Have a wide variety of feature inputs (beyond numbers and classes) that would benefit from the additional automated feature engineering that AutoML Tables provides.
Model transparency and Cloud Logging
You can view the structure of your AutoML Tables model using Cloud Logging. In Logging, you can see the final model hyperparameters as well as the hyperparameters and objective values used during model validation.
For more information, see Logging.
We know that you need to be able to explain how your data relates to the final model, and to the predictions it makes. We provide you with two primary ways to gain insight into your model and how it operates:
Feature importance, sometimes called feature attributions, enables you to see which features contributed the most to model training (model feature importance) and individual predictions (local feature importance).
Model feature importance
Model feature importance helps you ensure that the features that informed model training make sense for your data and business problem.
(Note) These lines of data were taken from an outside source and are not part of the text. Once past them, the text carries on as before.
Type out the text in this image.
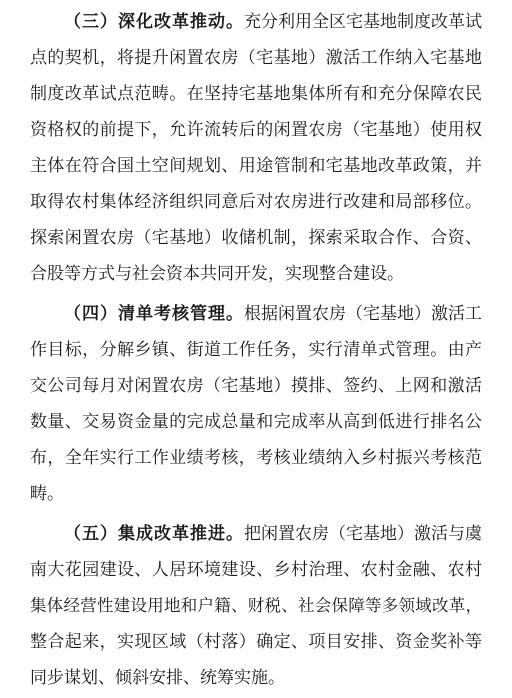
（三）深化改革推动。充分利用全区宅基地制度改革试
点的契机，将提升闲置农房（宅基地）激活工作纳入宅基地
制度改革试点范畴。在坚持宅基地集体所有和充分保障农民
资格权的前提下，允许流转后的闲置农房（宅基地）使用权
主体在符合国土空间规划、用途管制和宅基地改革政策，并
取得农村集体经济组织同意后对农房进行改建和局部移位。
探索闲置农房（宅基地）收储机制，探索采取合作、合资、
合股等方式与社会资本共同开发，实现整合建设。
（四）清单考核管理。根据闲置农房（宅基地）激活工
作目标，分解乡镇、街道工作任务，实行清单式管理。由产
交公司每月对闲置农房（宅基地）摸排、签约、上网和激活
数量、交易资金量的完成总量和完成率从高到低进行排名公
布，全年实行工作业绩考核，考核业绩纳入乡村振兴考核范
畴。
（五）集成改革推进。把闲置农房（宅基地）激活与虞
南大花园建设、人居环境建设、乡村治理、农村金融、农村
集体经营性建设用地和户籍、财税、社会保障等多领域改革，
整合起来，实现区域（村落）确定、项目安排、资金奖补等
同步谋划、倾斜安排、统筹实施。
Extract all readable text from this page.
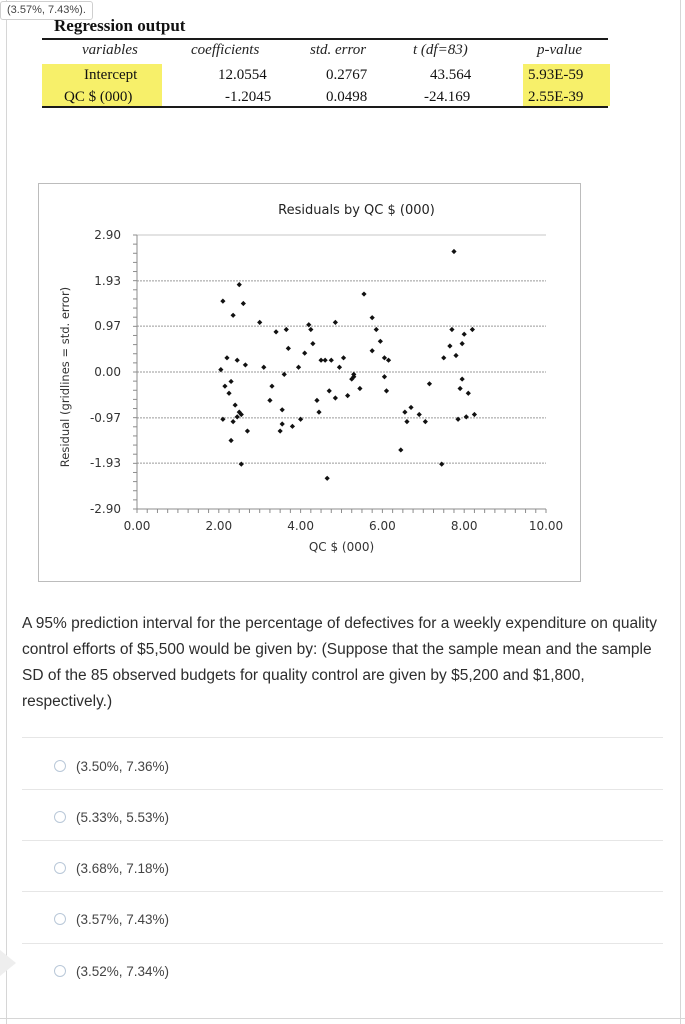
(3.57%, 7.43%).
Regression output
variables	coefficients	std. error	t (df=83)	p-value
Intercept	12.0554	0.2767	43.564	5.93E-59
QC $ (000)	-1.2045	0.0498	-24.169	2.55E-39
Residuals by QC $ (000)
2.90
1.93
0.97
0.00
-0.97
-1.93
-2.90
0.00	2.00	4.00	6.00	8.00	10.00
QC $ (000)
Residual (gridlines = std. error)
A 95% prediction interval for the percentage of defectives for a weekly expenditure on quality control efforts of $5,500 would be given by: (Suppose that the sample mean and the sample SD of the 85 observed budgets for quality control are given by $5,200 and $1,800, respectively.)
(3.50%, 7.36%)
(5.33%, 5.53%)
(3.68%, 7.18%)
(3.57%, 7.43%)
(3.52%, 7.34%)
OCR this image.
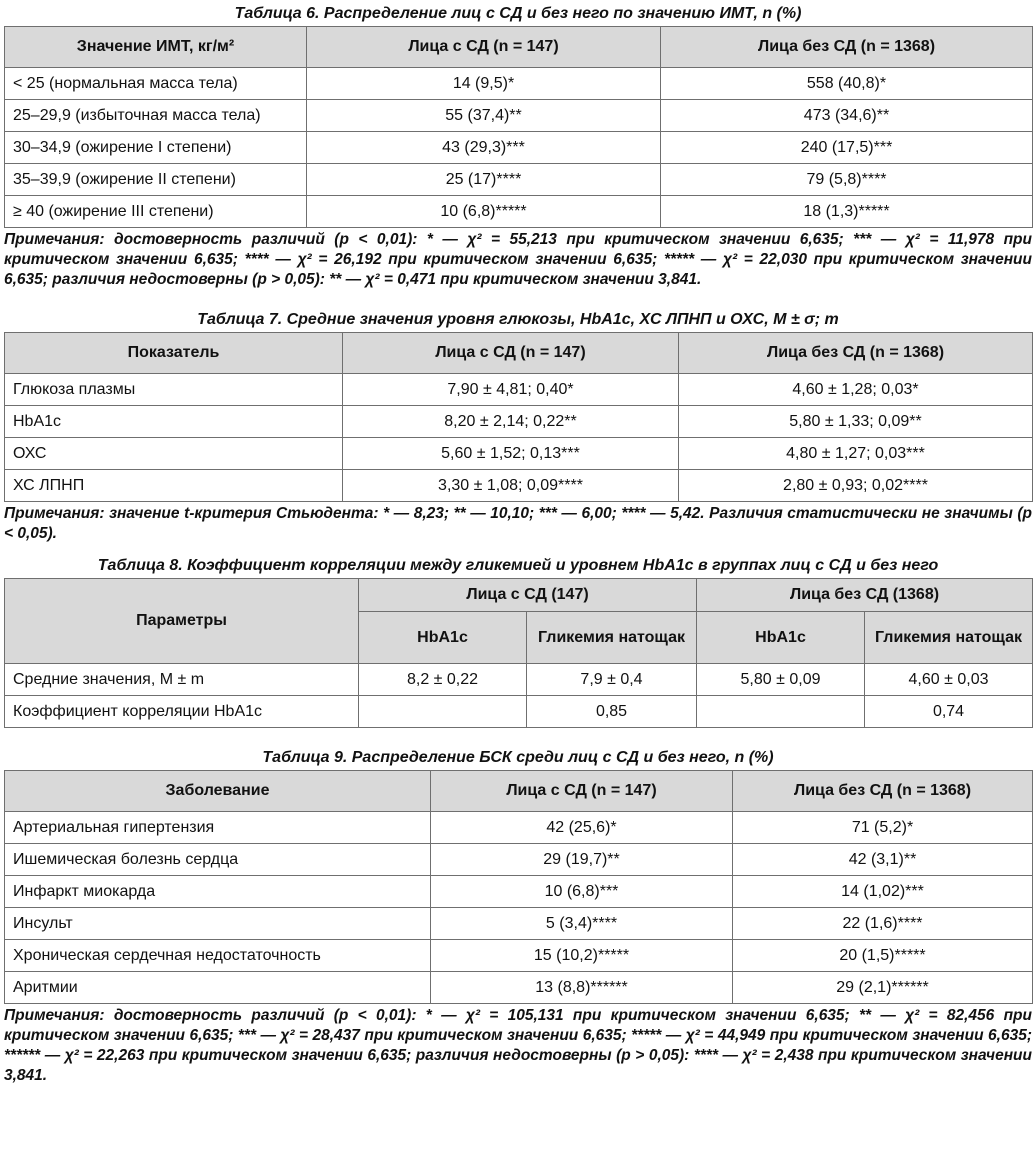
Таблица 6. Распределение лиц с СД и без него по значению ИМТ, n (%)
Значение ИМТ, кг/м²	Лица с СД (n = 147)	Лица без СД (n = 1368)
< 25 (нормальная масса тела)	14 (9,5)*	558 (40,8)*
25–29,9 (избыточная масса тела)	55 (37,4)**	473 (34,6)**
30–34,9 (ожирение I степени)	43 (29,3)***	240 (17,5)***
35–39,9 (ожирение II степени)	25 (17)****	79 (5,8)****
≥ 40 (ожирение III степени)	10 (6,8)*****	18 (1,3)*****
Примечания: достоверность различий (p < 0,01): * — χ² = 55,213 при критическом значении 6,635; *** — χ² = 11,978 при критическом значении 6,635; **** — χ² = 26,192 при критическом значении 6,635; ***** — χ² = 22,030 при критическом значении 6,635; различия недостоверны (p > 0,05): ** — χ² = 0,471 при критическом значении 3,841.
Таблица 7. Средние значения уровня глюкозы, HbA1c, ХС ЛПНП и ОХС, M ± σ; m
Показатель	Лица с СД (n = 147)	Лица без СД (n = 1368)
Глюкоза плазмы	7,90 ± 4,81; 0,40*	4,60 ± 1,28; 0,03*
HbA1c	8,20 ± 2,14; 0,22**	5,80 ± 1,33; 0,09**
ОХС	5,60 ± 1,52; 0,13***	4,80 ± 1,27; 0,03***
ХС ЛПНП	3,30 ± 1,08; 0,09****	2,80 ± 0,93; 0,02****
Примечания: значение t-критерия Стьюдента: * — 8,23; ** — 10,10; *** — 6,00; **** — 5,42. Различия статистически не значимы (p < 0,05).
Таблица 8. Коэффициент корреляции между гликемией и уровнем HbA1c в группах лиц с СД и без него
Параметры	Лица с СД (147)		Лица без СД (1368)	
	HbA1c	Гликемия натощак	HbA1c	Гликемия натощак
Средние значения, M ± m	8,2 ± 0,22	7,9 ± 0,4	5,80 ± 0,09	4,60 ± 0,03
Коэффициент корреляции HbA1c		0,85		0,74
Таблица 9. Распределение БСК среди лиц с СД и без него, n (%)
Заболевание	Лица с СД (n = 147)	Лица без СД (n = 1368)
Артериальная гипертензия	42 (25,6)*	71 (5,2)*
Ишемическая болезнь сердца	29 (19,7)**	42 (3,1)**
Инфаркт миокарда	10 (6,8)***	14 (1,02)***
Инсульт	5 (3,4)****	22 (1,6)****
Хроническая сердечная недостаточность	15 (10,2)*****	20 (1,5)*****
Аритмии	13 (8,8)******	29 (2,1)******
Примечания: достоверность различий (p < 0,01): * — χ² = 105,131 при критическом значении 6,635; ** — χ² = 82,456 при критическом значении 6,635; *** — χ² = 28,437 при критическом значении 6,635; ***** — χ² = 44,949 при критическом значении 6,635; ****** — χ² = 22,263 при критическом значении 6,635; различия недостоверны (p > 0,05): **** — χ² = 2,438 при критическом значении 3,841.
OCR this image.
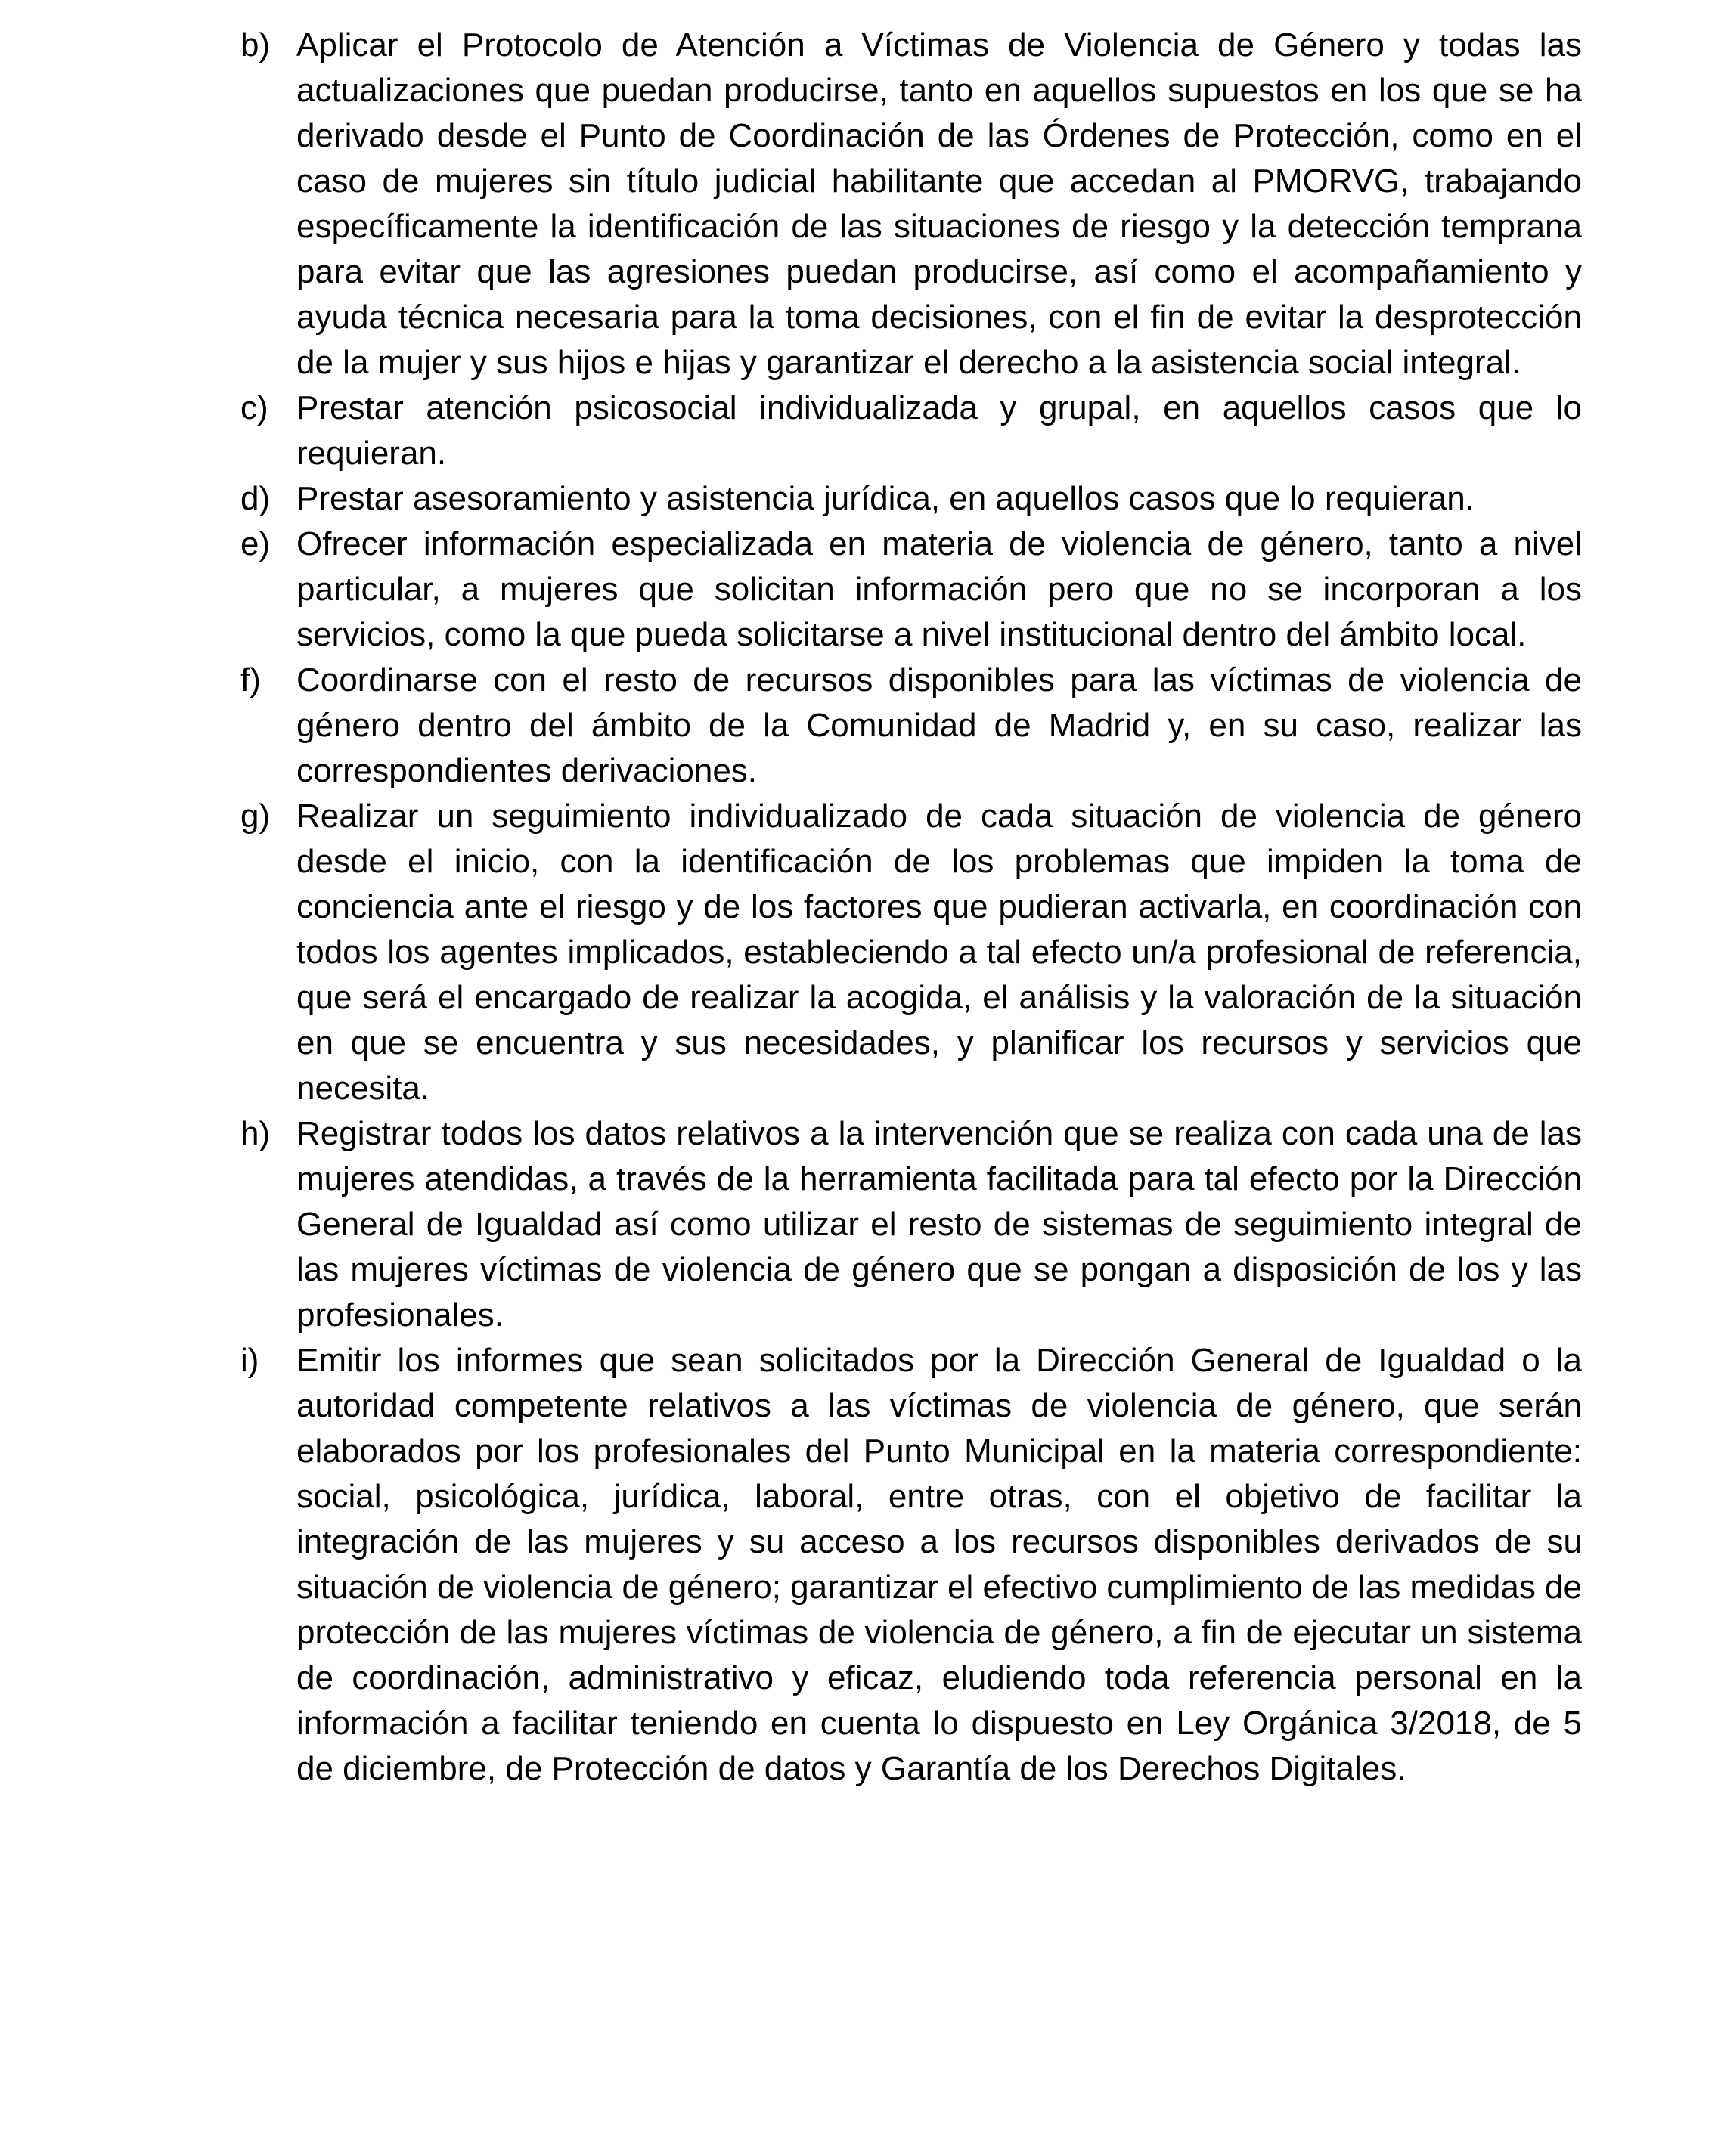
b) Aplicar el Protocolo de Atención a Víctimas de Violencia de Género y todas las actualizaciones que puedan producirse, tanto en aquellos supuestos en los que se ha derivado desde el Punto de Coordinación de las Órdenes de Protección, como en el caso de mujeres sin título judicial habilitante que accedan al PMORVG, trabajando específicamente la identificación de las situaciones de riesgo y la detección temprana para evitar que las agresiones puedan producirse, así como el acompañamiento y ayuda técnica necesaria para la toma decisiones, con el fin de evitar la desprotección de la mujer y sus hijos e hijas y garantizar el derecho a la asistencia social integral.

c) Prestar atención psicosocial individualizada y grupal, en aquellos casos que lo requieran.

d) Prestar asesoramiento y asistencia jurídica, en aquellos casos que lo requieran.

e) Ofrecer información especializada en materia de violencia de género, tanto a nivel particular, a mujeres que solicitan información pero que no se incorporan a los servicios, como la que pueda solicitarse a nivel institucional dentro del ámbito local.

f)	Coordinarse con el resto de recursos disponibles para las víctimas de violencia de género dentro del ámbito de la Comunidad de Madrid y, en su caso, realizar las correspondientes derivaciones.

g) Realizar un seguimiento individualizado de cada situación de violencia de género desde el inicio, con la identificación de los problemas que impiden la toma de conciencia ante el riesgo y de los factores que pudieran activarla, en coordinación con todos los agentes implicados, estableciendo a tal efecto un/a profesional de referencia, que será el encargado de realizar la acogida, el análisis y la valoración de la situación en que se encuentra y sus necesidades, y planificar los recursos y servicios que necesita.

h) Registrar todos los datos relativos a la intervención que se realiza con cada una de las mujeres atendidas, a través de la herramienta facilitada para tal efecto por la Dirección General de Igualdad así como utilizar el resto de sistemas de seguimiento integral de las mujeres víctimas de violencia de género que se pongan a disposición de los y las profesionales.

i)	Emitir los informes que sean solicitados por la Dirección General de Igualdad o la autoridad competente relativos a las víctimas de violencia de género, que serán elaborados por los profesionales del Punto Municipal en la materia correspondiente: social, psicológica, jurídica, laboral, entre otras, con el objetivo de facilitar la integración de las mujeres y su acceso a los recursos disponibles derivados de su situación de violencia de género; garantizar el efectivo cumplimiento de las medidas de protección de las mujeres víctimas de violencia de género, a fin de ejecutar un sistema de coordinación, administrativo y eficaz, eludiendo toda referencia personal en la información a facilitar teniendo en cuenta lo dispuesto en Ley Orgánica 3/2018, de 5 de diciembre, de Protección de datos y Garantía de los Derechos Digitales.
All of the features with a high feature importance value should represent a valid signal for prediction, and be able to be consistently included in your prediction requests.
Model feature importance is calculated using permutation importance. For help with using model feature importance, see Evaluating models.
Local feature importance
Local feature importance gives you visibility into how the features in a specific prediction request informed the resulting prediction.
To arrive at each local feature importance value, first the baseline prediction score is calculated. Baseline values are computed from the training data, using the median value for numeric features and the mode for categorical features. The prediction generated from the baseline values is the baseline prediction score.
For classification models, the local feature importance tells you how much each feature added to or subtracted from the probability assigned to the class with the highest score, as compared with the baseline prediction score.
For regression models, the local feature importance for a prediction tells you how much each feature added to or subtracted from the result as compared with the baseline prediction score.
AutoML Tables computes local feature importance using the Sampled Shapley method. For more information about model explainability, see Introduction to AI Explanations.
For help with using local feature importance, see Getting an online prediction.
Considerations for using local feature importance:
Local feature importance results are available only for models trained on or after 15 November, 2019.
Each local feature importance value shows only how much the feature affected the prediction for that row. To understand the overall behavior of the model, use the model feature importance graph on the Evaluate tab.
Local feature importance values are always relative to the baseline value. Make sure you reference the baseline value when you are evaluating your local feature importance results. The baseline value is available only from the Cloud Console.
The local feature importance values depend entirely on the model and data used to train the model. They can tell only the patterns the model found in the data, and can't detect any fundamental relationships in the data. So, the presence of a high feature importance for a certain feature does not demonstrate a relationship between that feature and the target; it merely shows that the model is using the feature in its predictions.
Feature importance values alone do not tell you if your model is fair, unbiased, or of sound quality. You should carefully evaluate your training dataset, procedure, and evaluation metrics, in addition to feature importance.
Test data export
You can export your test set, along with the predictions your model made. This capability gives you insight into how your model is performing on individual rows of training data. Examining your test set and its results can help you understand what types of predictions your model performs poorly on, and might provide clues into how you can improve your data for a higher-quality model.